Bei den Öffentlich-Rechtlichen hat lange niemand so genau hingeschaut. Oder?

Der RBB, das macht Cui Bono deutlich, hat ihn als Moderator zu lange gewähren lassen. Auch wenn die Aufarbeitung dieser öffentlich-rechtlichen Karriere innerhalb des Podcasts lückenhaft ist. Denn aktuelle und ehemalige RBB-Mitarbeiter verweisen auf eine Stillschweigevereinbarung, die mit Jebsen bei seinem Rauswurf getroffen worden sei. Dass der RBB als Co-Produzent pausiert in der zweiten Episode, die inhaltlich vor allem den Sender betrifft, ist etwas halbgar. Was aber überwiegt: Der RBB stellt nicht nur Archivmaterial zur Verfügung, sondern arbeitet die Geschichte aktiv mit auf, die in Teilen seine eigene ist. Obwohl der Sender dabei nicht im besten Licht dasteht.

Khesrau Behroz und sein Team haben viel Material zusammengetragen und mit vielen Menschen gesprochen, darunter ehemalige Weggefährten Jebsens. Einen Wendepunkt machen die Rechercheure im Jahr 2014 fest, im Zuge der Mahnwachen für den Frieden während der Proteste in der Ukraine. Jebsen habe sich damals als links verstanden, erklärt der Journalist und Radikalisierungsexperte Sören Musyal: als antiamerikanisch, antikapitalistisch, prorussisch. Er habe bei den Linken andocken wollen, sei dort aber mehrheitlich als Feind wahrgenommen worden. Der Schwenk nach rechts habe im Zuge der ausländerfeindlichen Krawalle in Chemnitz stattgefunden: "Da haben rechte Kräfte in der Ken FM-Community den Diskurs übernommen", sagt Behroz.
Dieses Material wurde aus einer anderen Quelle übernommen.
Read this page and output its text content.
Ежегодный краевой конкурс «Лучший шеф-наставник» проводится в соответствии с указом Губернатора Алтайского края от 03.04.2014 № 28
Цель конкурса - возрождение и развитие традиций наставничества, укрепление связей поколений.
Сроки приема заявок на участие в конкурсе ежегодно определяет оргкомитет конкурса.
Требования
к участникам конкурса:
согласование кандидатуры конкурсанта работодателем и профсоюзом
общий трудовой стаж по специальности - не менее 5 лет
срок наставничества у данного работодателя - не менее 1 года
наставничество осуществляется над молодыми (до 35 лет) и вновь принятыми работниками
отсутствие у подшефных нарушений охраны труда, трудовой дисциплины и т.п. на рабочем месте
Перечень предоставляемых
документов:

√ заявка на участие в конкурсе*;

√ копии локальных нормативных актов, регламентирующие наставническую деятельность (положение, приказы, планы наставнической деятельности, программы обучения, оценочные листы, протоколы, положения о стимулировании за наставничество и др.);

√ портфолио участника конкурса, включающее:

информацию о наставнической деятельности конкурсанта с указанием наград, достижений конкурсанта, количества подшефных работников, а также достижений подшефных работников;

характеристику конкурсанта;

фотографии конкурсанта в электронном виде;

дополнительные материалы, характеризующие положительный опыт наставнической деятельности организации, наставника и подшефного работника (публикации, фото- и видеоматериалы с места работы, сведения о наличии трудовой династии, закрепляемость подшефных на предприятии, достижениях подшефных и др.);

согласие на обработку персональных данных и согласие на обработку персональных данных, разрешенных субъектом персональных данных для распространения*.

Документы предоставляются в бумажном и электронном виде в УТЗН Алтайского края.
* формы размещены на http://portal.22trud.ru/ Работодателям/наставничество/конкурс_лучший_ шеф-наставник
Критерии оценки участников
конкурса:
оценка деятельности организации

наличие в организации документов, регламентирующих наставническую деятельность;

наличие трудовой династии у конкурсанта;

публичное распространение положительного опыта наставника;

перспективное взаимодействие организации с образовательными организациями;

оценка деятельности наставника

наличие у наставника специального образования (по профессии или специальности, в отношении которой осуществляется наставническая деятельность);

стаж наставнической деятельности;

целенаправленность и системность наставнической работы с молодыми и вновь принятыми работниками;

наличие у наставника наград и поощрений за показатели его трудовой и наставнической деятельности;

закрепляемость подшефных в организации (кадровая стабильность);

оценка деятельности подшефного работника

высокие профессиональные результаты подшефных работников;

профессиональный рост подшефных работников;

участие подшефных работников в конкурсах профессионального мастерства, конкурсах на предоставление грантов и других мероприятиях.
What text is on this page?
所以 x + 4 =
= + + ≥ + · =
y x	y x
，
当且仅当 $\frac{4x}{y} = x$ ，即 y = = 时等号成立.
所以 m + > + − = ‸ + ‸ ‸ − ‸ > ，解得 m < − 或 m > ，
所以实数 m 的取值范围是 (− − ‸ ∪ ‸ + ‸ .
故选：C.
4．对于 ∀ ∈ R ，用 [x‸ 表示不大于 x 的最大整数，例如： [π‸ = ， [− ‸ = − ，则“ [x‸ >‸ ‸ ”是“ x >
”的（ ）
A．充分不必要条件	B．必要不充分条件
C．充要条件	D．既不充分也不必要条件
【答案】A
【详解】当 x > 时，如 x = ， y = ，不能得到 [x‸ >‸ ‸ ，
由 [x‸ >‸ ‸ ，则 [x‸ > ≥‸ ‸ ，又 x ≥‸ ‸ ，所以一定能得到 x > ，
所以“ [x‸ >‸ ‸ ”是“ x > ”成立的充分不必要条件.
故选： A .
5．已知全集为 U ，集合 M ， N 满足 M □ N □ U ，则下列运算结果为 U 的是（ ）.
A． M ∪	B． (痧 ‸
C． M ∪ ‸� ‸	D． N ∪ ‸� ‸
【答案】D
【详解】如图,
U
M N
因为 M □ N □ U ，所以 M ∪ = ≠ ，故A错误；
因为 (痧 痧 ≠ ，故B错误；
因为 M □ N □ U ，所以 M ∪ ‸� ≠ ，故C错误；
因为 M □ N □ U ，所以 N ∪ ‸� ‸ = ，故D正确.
Ken Jebsen ist zu diesem Zeitpunkt schon länger in dubiosen Missionen in der Ukraine und in Russland unterwegs. Knüpft enge Kontakte mit dem deutschen Ableger des russischen Propaganda-Senders RT. Und hat gute Kontakte zur russischen Internet Research Agency, jener Trollfabrik, die maßgeblich war bei der russischen Einmischung in den amerikanischen Präsidentschaftswahlkampf 2016. Vor allem in den letzten beiden Folgen ist Cui Bono sehr komplex. Denn der Podcast legt größten Wert darauf, jede Behauptung belegen zu können, er nennt die Video-, Audio-, und Social-Media-Quellen, auf die er sich hauptsächlich bezieht. Und wo es keine klaren Beweise gibt, sondern nur Indizien, macht er das kenntlich. Es ist ein kompliziertes, informelles Geflecht, das sich vor den Hörern ausbreitet. Und trotzdem bis zur letzten Minute spannend bleibt.

Für die Männer - es sind ausnahmslos Männer -, die hinter den russischen Desinformationskampagnen stecken, ist Jebsen ein Glücksfall. Leute wie ihn, das legt Cui Bono dar, sind unerlässlich, um destabilisierende Fake News weit hinein in die jeweiligen westlichen Gesellschaften zu tragen. Freiwillig, oder ohne dass sie es merken. In den USA ist der Radiomoderator Alex Jones so ein Multiplikator, in Deutschland ist der gut vernetzte Ken Jebsen die zentrale Figur. Sie lässt also erschaudern, die Schlüsselantwort auf die Frage: Wem zum Nutzen?

Cui Bono: WTF happened to Ken Jebsen?, ARD Audiothek sowie Spotify, Apple Podcasts, Amazon Music.